L’Assessore ai lavori pubblici, Alessandro Raso, ha parlato apertamente di scarsità di risorse economiche e di come il Comune stia tentando di conciliare esigenze di decoro urbano con quelle ambientali. Tradotto: tagliare l’erba costa troppo, quindi chiamiamolo esperimento ecologico. Un modo elegante per giustificare anni di mancata manutenzione e risorse mai allocate a quello che, a detta di molti cittadini, è uno dei problemi più evidenti della città.

Il cambiamento climatico, poi, è diventato il capro espiatorio perfetto. Il vento, il caldo, l’inquinamento: tutto viene chiamato in causa per spiegare la difficoltà di mantenere aiuole in ordine e alberi in buona salute. Forse è il caso di ricordare che il verde pubblico esiste da ben prima che il termine “crisi climatica” entrasse nel vocabolario quotidiano. Eppure, decenni fa, non c’era bisogno di teorizzare soluzioni innovative per garantire ai cittadini parchi vivibili e marciapiedi liberi dalle erbacce.

La serata, naturalmente, non è stata priva di esempi virtuosi.
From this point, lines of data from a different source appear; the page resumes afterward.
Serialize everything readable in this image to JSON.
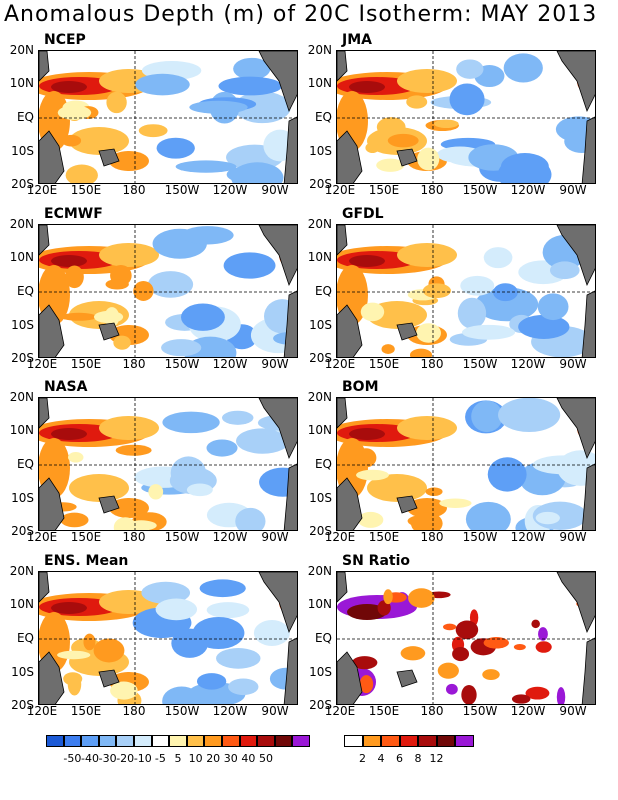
{
  "title": "Anomalous Depth (m) of 20C Isotherm: MAY 2013",
  "lat_labels": [
    "20N",
    "10N",
    "EQ",
    "10S",
    "20S"
  ],
  "lon_labels": [
    "120E",
    "150E",
    "180",
    "150W",
    "120W",
    "90W"
  ],
  "panels": [
    {
      "label": "NCEP"
    },
    {
      "label": "JMA"
    },
    {
      "label": "ECMWF"
    },
    {
      "label": "GFDL"
    },
    {
      "label": "NASA"
    },
    {
      "label": "BOM"
    },
    {
      "label": "ENS. Mean"
    },
    {
      "label": "SN Ratio"
    }
  ],
  "anomaly_colorbar": {
    "labels": [
      "-50",
      "-40",
      "-30",
      "-20",
      "-10",
      "-5",
      "5",
      "10",
      "20",
      "30",
      "40",
      "50"
    ],
    "colors": [
      "#1c5ad6",
      "#3d7ef0",
      "#5e9ff6",
      "#7fb8f6",
      "#a8d0f8",
      "#d4ecfc",
      "#ffffff",
      "#fff4b0",
      "#ffc04a",
      "#ff9a1f",
      "#ff5a14",
      "#e01a0e",
      "#a80c0c",
      "#700808",
      "#9a18d6"
    ]
  },
  "snr_colorbar": {
    "labels": [
      "2",
      "4",
      "6",
      "8",
      "12"
    ],
    "colors": [
      "#ffffff",
      "#ff9a1f",
      "#ff5a14",
      "#e01a0e",
      "#a80c0c",
      "#700808",
      "#9a18d6"
    ]
  },
  "colors": {
    "land": "#6e6e6e",
    "positive": "#ff5a14",
    "negative": "#7fb8f6",
    "snr_high": "#9a18d6"
  }
}
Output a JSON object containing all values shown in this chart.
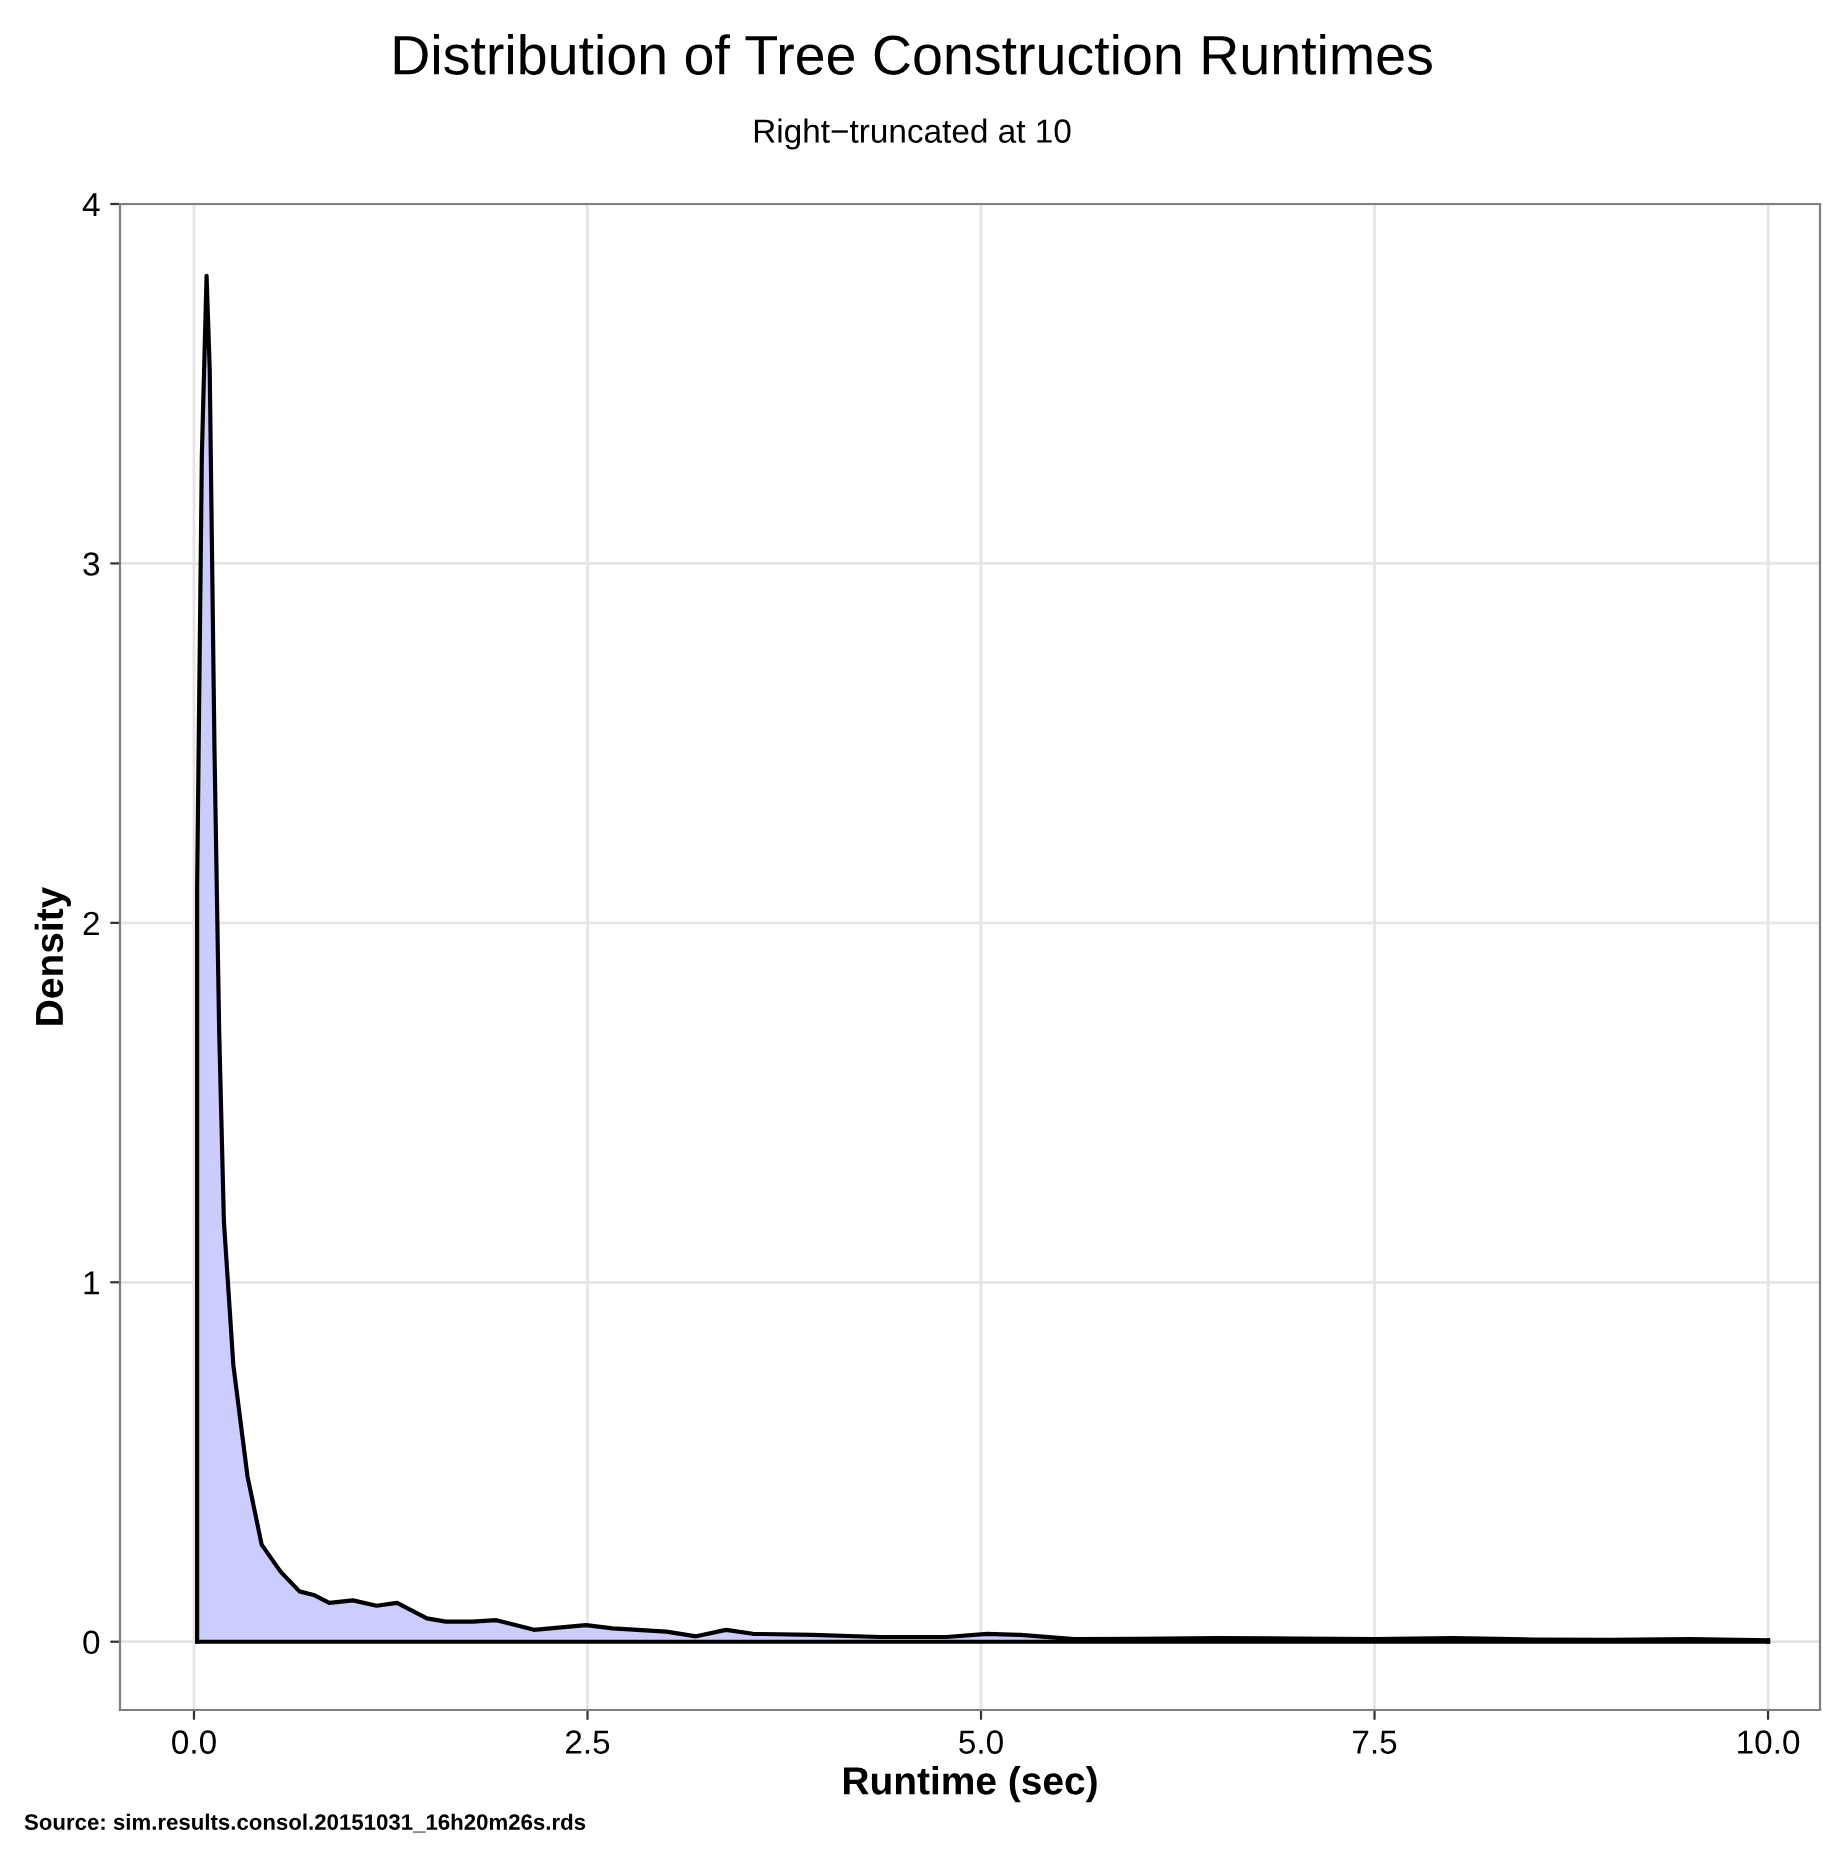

Sono stati illustrati casi di successo da città come Bergamo e Novara, dove le amministrazioni hanno davvero investito in progetti concreti per il verde pubblico.

Ma confrontare questi modelli con Settimo suona quasi offensivo, dato che qui la sensazione dominante è che si proceda più per giustificazioni che per reali strategie.

Forse il punto più interessante della serata è stato proprio quello non detto: che senso ha investire tempo e risorse per creare un parco o una nuova area verde, se poi l’unica strategia è lasciarlo “selvaggio” in nome della biodiversità?

Non sarebbe più semplice non investire affatto e lasciare che madre natura faccia il suo corso, senza proclami e senza spese pubbliche?

Alla fine, resta la sensazione di una grande operazione di marketing politico.

Chiamare “innovazione” quella che agli occhi di molti cittadini sembra semplice incuria non è solo paradossale, ma anche profondamente irritante. Forse, come suggeriva ironicamente un residente in sala, la prossima conferenza potrebbe intitolarsi: “Degrado urbano: un’opportunità per la biodiversità”.